Sono passati più di cinque mesi da quel fatidico 16 ottobre. Se faccio un bilancio di cosa ho dovuto affrontare fino ad oggi potrei gravare sul pessimismo generale e non essere d’aiuto a mia moglie che in questo momento sta affrontando il suo Covid ed ai miei figli che insieme a tanti loro amici e coetanei stanno pagando, affrontando giornate interminabili di separazione. Il sopraggiungere della DaD, dovuto all’alta curva del contagio e della positività, li ha sottoposti all’assenza di contatto relazionale-emotivo ed ha riempito il cuore di tutti di angoscia, tristezza, silenzio, vuoto, disagio e disorientamento.
Per questo ho deciso solo ora di raccontare la mia esperienza e dare il mio contributo. Tutti abbiamo il dovere di non arrenderci e di non mollare non solo per coloro che non ce l’hanno fatta ma soprattutto per chi ci mette impegno per resistere.
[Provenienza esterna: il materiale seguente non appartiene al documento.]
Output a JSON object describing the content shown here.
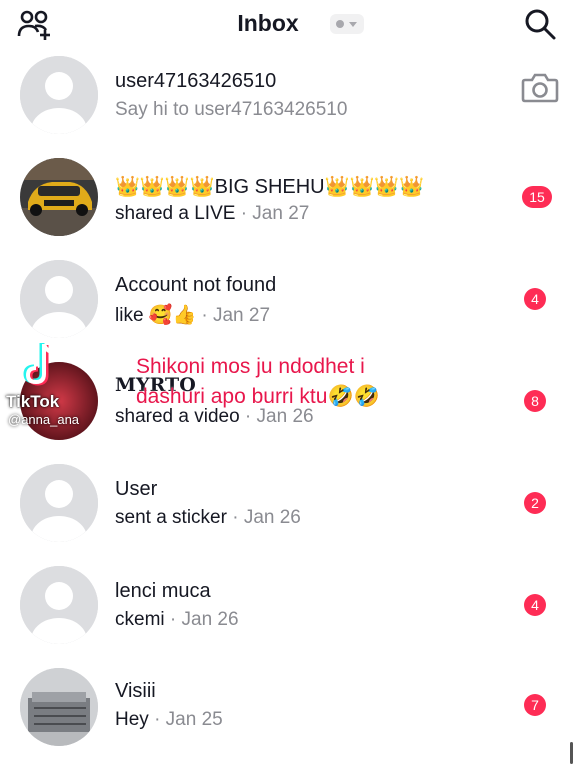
{
  "header": {
    "title": "Inbox"
  },
  "conversations": [
    {
      "name": "user47163426510",
      "preview": "Say hi to user47163426510",
      "date": "",
      "badge": ""
    },
    {
      "name": "👑👑👑👑BIG SHEHU👑👑👑👑",
      "preview": "shared a LIVE",
      "date": " · Jan 27",
      "badge": "15"
    },
    {
      "name": "Account not found",
      "preview": "like 🥰👍",
      "date": " · Jan 27",
      "badge": "4"
    },
    {
      "name": "MYRTO",
      "preview": "shared a video",
      "date": " · Jan 26",
      "badge": "8"
    },
    {
      "name": "User",
      "preview": "sent a sticker",
      "date": " · Jan 26",
      "badge": "2"
    },
    {
      "name": "lenci muca",
      "preview": "ckemi",
      "date": " · Jan 26",
      "badge": "4"
    },
    {
      "name": "Visiii",
      "preview": "Hey",
      "date": " · Jan 25",
      "badge": "7"
    }
  ],
  "overlay": {
    "line1": "Shikoni mos ju ndodhet i",
    "line2": "dashuri apo burri ktu🤣🤣"
  },
  "watermark": {
    "brand": "TikTok",
    "handle": "@anna_ana"
  },
  "colors": {
    "badge": "#fe2c55",
    "overlay_text": "#e8174c"
  },
  "icons": {
    "header_left": "add-friends-icon",
    "header_right": "search-icon",
    "row_action": "camera-icon"
  }
}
Raccontare i momenti difficili, significa mettere a disposizione un’esperienza, allentare la paura che nasce da ciò che non si conosce o che viene ingigantito dai media e dalle informazioni che si sovrappongono e ci confondono.
Allora il senso di responsabilità di ciascuno di noi diventa lo strumento principale per affrontare l’incertezza, rispettando le indicazioni che ci vengono fornite per proteggerci, per evitare che la paura diventi eccessiva rispetto ai rischi oggettivi e ci possa danneggiare.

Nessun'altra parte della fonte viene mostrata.